Ellen Cody, MD
2020 Recipient of the Gary S. Gilkeson Career Development Award
Cincinnati Children's Hospital Medical Center
Title of Project: Assessing Performance of Urinary Biomarkers, Renal Activity Index for Lupus (RAIL)
Mentor: Hermine I. Brunner, M.D. M.Sc. M.B.A, Professor of Pediatrics, Director, Division of Rheumatology, Scientific Director Pediatric Rheumatology Collaborative Study Group
Project Summary: Systemic Lupus Erythematosus (SLE), particularly when involving the kidney (lupus nephritis -LN), can cause devastating illness, including end-stage renal disease requiring dialysis or kidney transplant.
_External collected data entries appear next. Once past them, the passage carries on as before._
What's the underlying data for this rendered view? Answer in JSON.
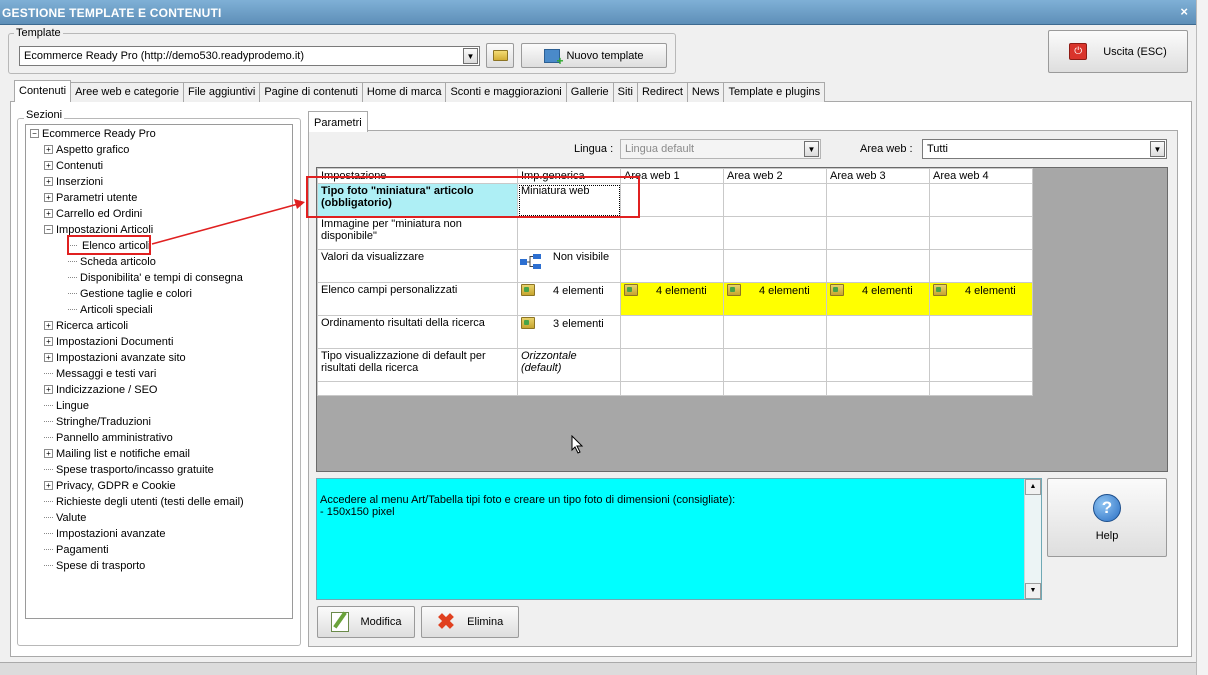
{
  "window": {
    "title": "GESTIONE TEMPLATE E CONTENUTI",
    "close_glyph": "×"
  },
  "template_group": {
    "label": "Template",
    "selected": "Ecommerce Ready Pro (http://demo530.readyprodemo.it)",
    "new_button": "Nuovo template"
  },
  "exit_button": "Uscita (ESC)",
  "tabs": [
    "Contenuti",
    "Aree web e categorie",
    "File aggiuntivi",
    "Pagine di contenuti",
    "Home di marca",
    "Sconti e maggiorazioni",
    "Gallerie",
    "Siti",
    "Redirect",
    "News",
    "Template e plugins"
  ],
  "active_tab": "Contenuti",
  "sections": {
    "label": "Sezioni",
    "root": "Ecommerce Ready Pro",
    "items": [
      {
        "label": "Aspetto grafico",
        "expandable": true
      },
      {
        "label": "Contenuti",
        "expandable": true
      },
      {
        "label": "Inserzioni",
        "expandable": true
      },
      {
        "label": "Parametri utente",
        "expandable": true
      },
      {
        "label": "Carrello ed Ordini",
        "expandable": true
      },
      {
        "label": "Impostazioni Articoli",
        "expandable": true,
        "expanded": true
      },
      {
        "label": "Elenco articoli",
        "child": true,
        "selected": true
      },
      {
        "label": "Scheda articolo",
        "child": true
      },
      {
        "label": "Disponibilita' e tempi di consegna",
        "child": true
      },
      {
        "label": "Gestione taglie e colori",
        "child": true
      },
      {
        "label": "Articoli speciali",
        "child": true
      },
      {
        "label": "Ricerca articoli",
        "expandable": true
      },
      {
        "label": "Impostazioni Documenti",
        "expandable": true
      },
      {
        "label": "Impostazioni avanzate sito",
        "expandable": true
      },
      {
        "label": "Messaggi e testi vari",
        "expandable": false
      },
      {
        "label": "Indicizzazione / SEO",
        "expandable": true
      },
      {
        "label": "Lingue",
        "expandable": false
      },
      {
        "label": "Stringhe/Traduzioni",
        "expandable": false
      },
      {
        "label": "Pannello amministrativo",
        "expandable": false
      },
      {
        "label": "Mailing list e notifiche email",
        "expandable": true
      },
      {
        "label": "Spese trasporto/incasso gratuite",
        "expandable": false
      },
      {
        "label": "Privacy, GDPR e Cookie",
        "expandable": true
      },
      {
        "label": "Richieste degli utenti (testi delle email)",
        "expandable": false
      },
      {
        "label": "Valute",
        "expandable": false
      },
      {
        "label": "Impostazioni avanzate",
        "expandable": false
      },
      {
        "label": "Pagamenti",
        "expandable": false
      },
      {
        "label": "Spese di trasporto",
        "expandable": false
      }
    ]
  },
  "params": {
    "tab": "Parametri",
    "lingua_label": "Lingua :",
    "lingua_value": "Lingua default",
    "area_label": "Area web :",
    "area_value": "Tutti",
    "columns": [
      "Impostazione",
      "Imp.generica",
      "Area web 1",
      "Area web 2",
      "Area web 3",
      "Area web 4"
    ],
    "rows": [
      {
        "name": "Tipo foto \"miniatura\" articolo (obbligatorio)",
        "generic": "Miniatura web",
        "areas": [
          "",
          "",
          "",
          ""
        ]
      },
      {
        "name": "Immagine per \"miniatura non disponibile\"",
        "generic": "",
        "areas": [
          "",
          "",
          "",
          ""
        ]
      },
      {
        "name": "Valori da visualizzare",
        "generic": "Non visibile",
        "areas": [
          "",
          "",
          "",
          ""
        ]
      },
      {
        "name": "Elenco campi personalizzati",
        "generic": "4 elementi",
        "areas": [
          "4 elementi",
          "4 elementi",
          "4 elementi",
          "4 elementi"
        ]
      },
      {
        "name": "Ordinamento risultati della ricerca",
        "generic": "3 elementi",
        "areas": [
          "",
          "",
          "",
          ""
        ]
      },
      {
        "name": "Tipo visualizzazione di default per risultati della ricerca",
        "generic": "Orizzontale (default)",
        "areas": [
          "",
          "",
          "",
          ""
        ]
      }
    ],
    "description": "Accedere al menu Art/Tabella tipi foto e creare un tipo foto di dimensioni (consigliate):\n- 150x150 pixel",
    "help_button": "Help",
    "edit_button": "Modifica",
    "delete_button": "Elimina"
  },
  "colors": {
    "highlight_cell": "#aeeff5",
    "custom_fields_bg": "#ffff00",
    "description_bg": "#00ffff",
    "annotation": "#e02020"
  }
}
Poor prognosis is in part due to lack of available laboratory and clinical tests to diagnose LN early and evaluate response to therapy.
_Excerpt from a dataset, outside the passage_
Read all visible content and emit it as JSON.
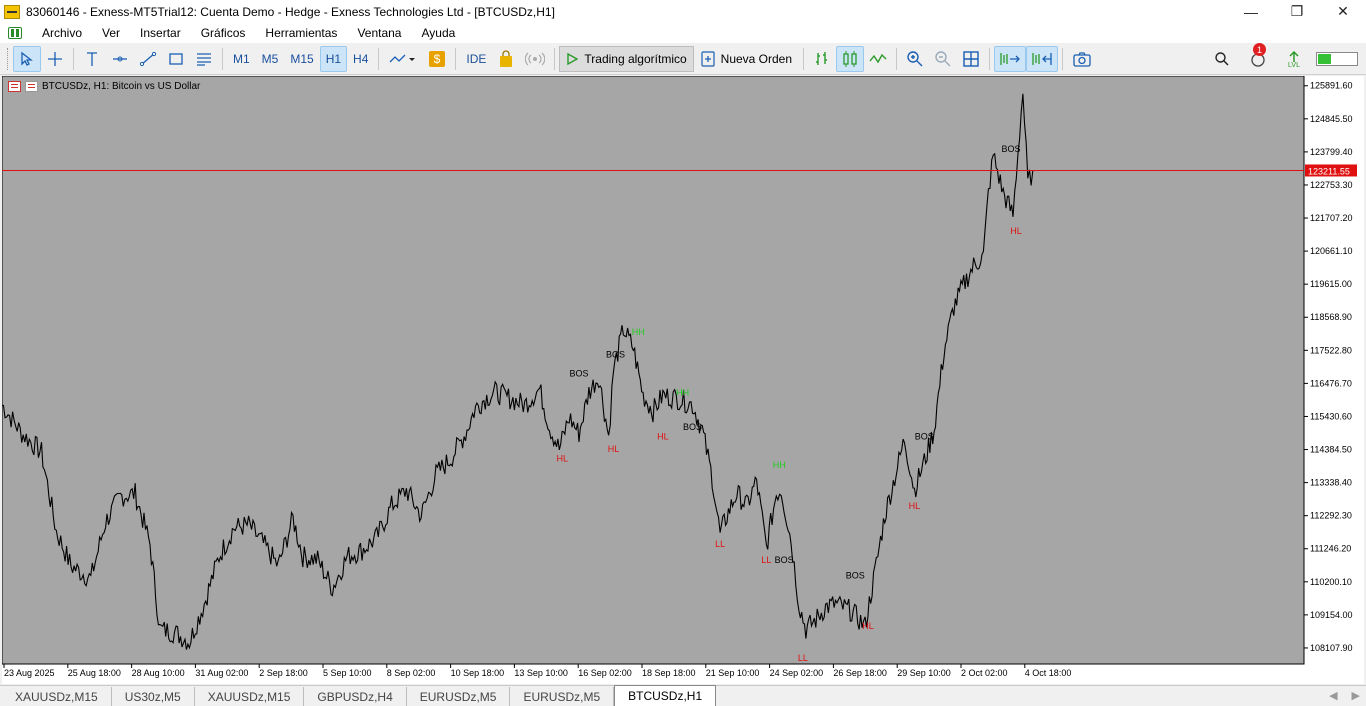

Previously described and initially validated are a panel of LN-biomarkers, i.e. NGAL, MCP-1, Kim-1, ceruloplasmin, adiponectin, and hemopexin, developed by collaborators of the applicant. Based on the urine concentrations of these biomarkers, Renal Activity Index for Lupus (RAIL) was developed, where higher RAIL scores reflect more kidney inflammation. The published research showed that the RAIL score (a) has 94% accuracy to discriminate high from low levels of kidney inflammation as detected by kidney biopsy; (b) anticipates the clinically observed course of LN at least 3 months earlier than when using current measures; (c) helps to distinguish LN activity from LN damage non-invasively; and (d) pilot studies suggest that RAIL scores can be used to refine the dosing of current LN therapies in individual patients.
Over the next 1-2 years we will aim to define changes in the RAIL score that reflect response or failure to induction therapy for LN, respectively; delineate RAIL scores expected with the presence of active/controlled/absent LN; and determine if RAIL scores can predict responders versus non-responders through initial therapy.